Speaker
Description
We compiled the X-ray and soft gamma-ray observations of the Galactic black hole binary XTE J1859+226 in the 1999–2000 outburst from RXTE, ASCA, BeppoSAX and CGRO. Throughout systematic spectral analysis using a two-component model consisting of a multi-temperature accretion disk plus a fraction of its flux convolved with a phenomenological cutoff powerlaw component resembling Comptonizaion, we found that the innermost radius (rin) and temperature (Tin) of the disk are very variable with time in the rising phase of X-ray flux below 20 keV where several types of low-frequency quasi-periodic oscillations (QPOs) were found. After this phase, rin remains constant at around 60 km assuming a distance of 8 kpc and inclination angle of 67◦, and Tin is smoothly decayed with time.

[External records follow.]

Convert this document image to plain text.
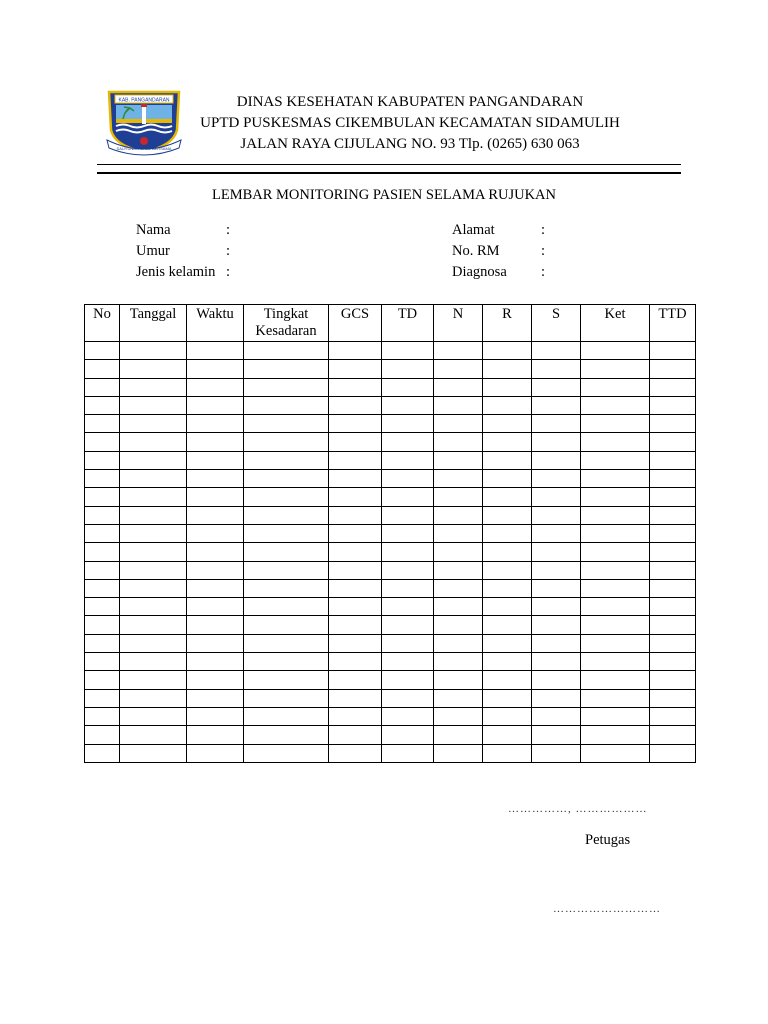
KAB. PANGANDARAN
SAUYUNAN MAJU BERSAMA
DINAS KESEHATAN KABUPATEN PANGANDARAN
UPTD PUSKESMAS CIKEMBULAN KECAMATAN SIDAMULIH
JALAN RAYA CIJULANG NO. 93 Tlp. (0265) 630 063
LEMBAR MONITORING PASIEN SELAMA RUJUKAN
Nama	:
Umur	:
Jenis kelamin :
Alamat	:
No. RM	:
Diagnosa :
No	Tanggal	Waktu	Tingkat Kesadaran	GCS	TD	N	R	S	Ket	TTD

……………, ………………
Petugas
………………………
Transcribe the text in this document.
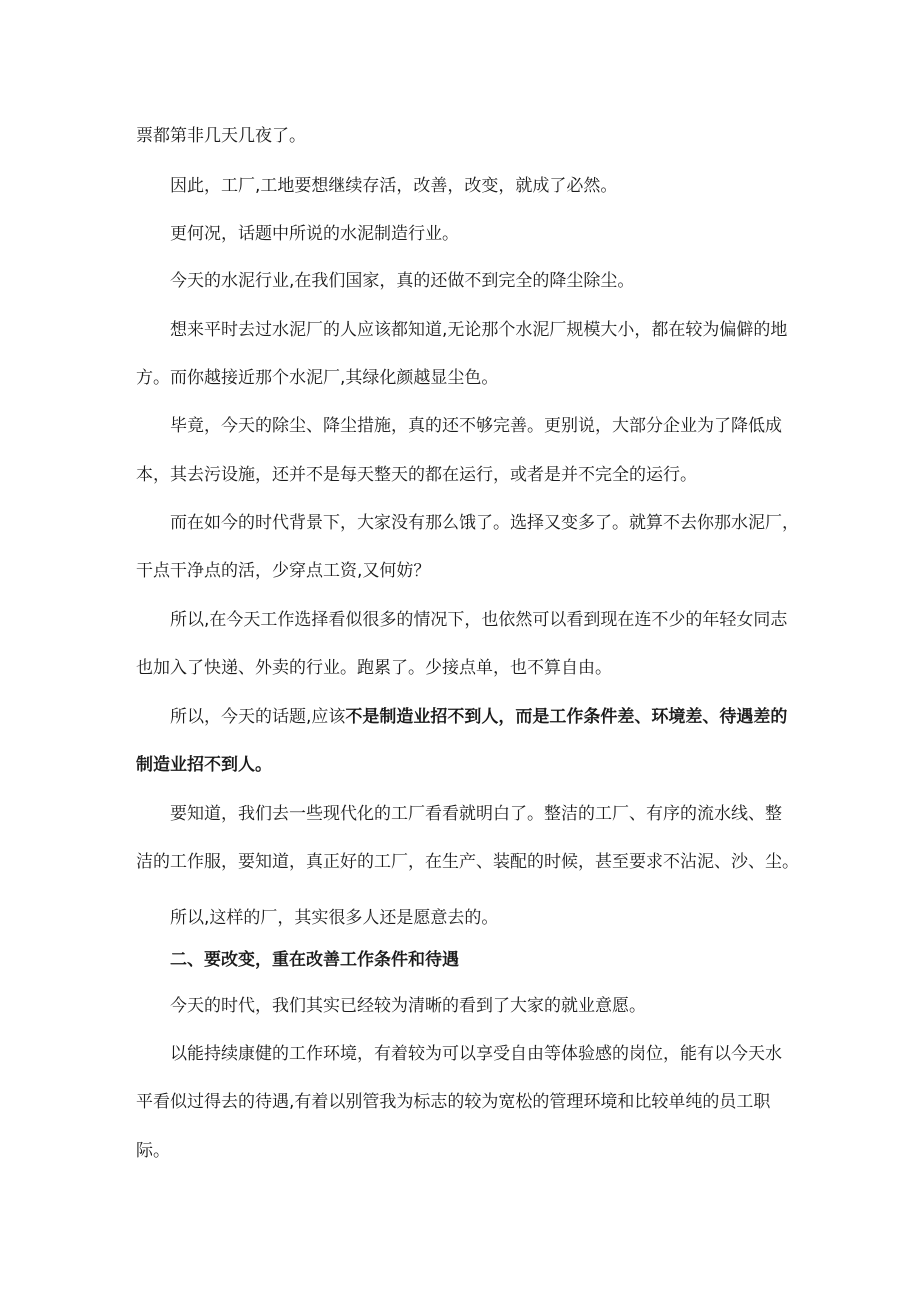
票都第非几天几夜了。
因此，工厂,工地要想继续存活，改善，改变，就成了必然。
更何况，话题中所说的水泥制造行业。
今天的水泥行业,在我们国家，真的还做不到完全的降尘除尘。
想来平时去过水泥厂的人应该都知道,无论那个水泥厂规模大小，都在较为偏僻的地
方。而你越接近那个水泥厂,其绿化颜越显尘色。
毕竟，今天的除尘、降尘措施，真的还不够完善。更别说，大部分企业为了降低成
本，其去污设施，还并不是每天整天的都在运行，或者是并不完全的运行。
而在如今的时代背景下，大家没有那么饿了。选择又变多了。就算不去你那水泥厂，
干点干净点的活，少穿点工资,又何妨？
所以,在今天工作选择看似很多的情况下，也依然可以看到现在连不少的年轻女同志
也加入了快递、外卖的行业。跑累了。少接点单，也不算自由。
所以，今天的话题,应该不是制造业招不到人，而是工作条件差、环境差、待遇差的
制造业招不到人。
要知道，我们去一些现代化的工厂看看就明白了。整洁的工厂、有序的流水线、整
洁的工作服，要知道，真正好的工厂，在生产、装配的时候，甚至要求不沾泥、沙、尘。
所以,这样的厂，其实很多人还是愿意去的。
二、要改变，重在改善工作条件和待遇
今天的时代，我们其实已经较为清晰的看到了大家的就业意愿。
以能持续康健的工作环境，有着较为可以享受自由等体验感的岗位，能有以今天水
平看似过得去的待遇,有着以别管我为标志的较为宽松的管理环境和比较单纯的员工职
际。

Based on these results, the constant rin is probably due to a presence of the innermost stable circular orbit (ISCO), and rin repeats moving closer and farther away from the ISCO in the rising phase. Both disk parameters are also remarkably correlated with independently analyzed timing properties such as QPO central frequency and fractional rms variability amplitude. We found that the Type-A and -B QPOs are seen only when rin is close to the ISCO, while Type-C are seen when rin is truncated and the frequency changes with a relation of rin^-1.0 . This fact supports that Type-C QPOs occurs at the inner edge of the truncated disk. For at least three of five jet ejections, we suggest that relativistic jet productions occur when rin rapidly approaches from far side to the ISCO, and disk flux, and hardness ratio also rapidly changes.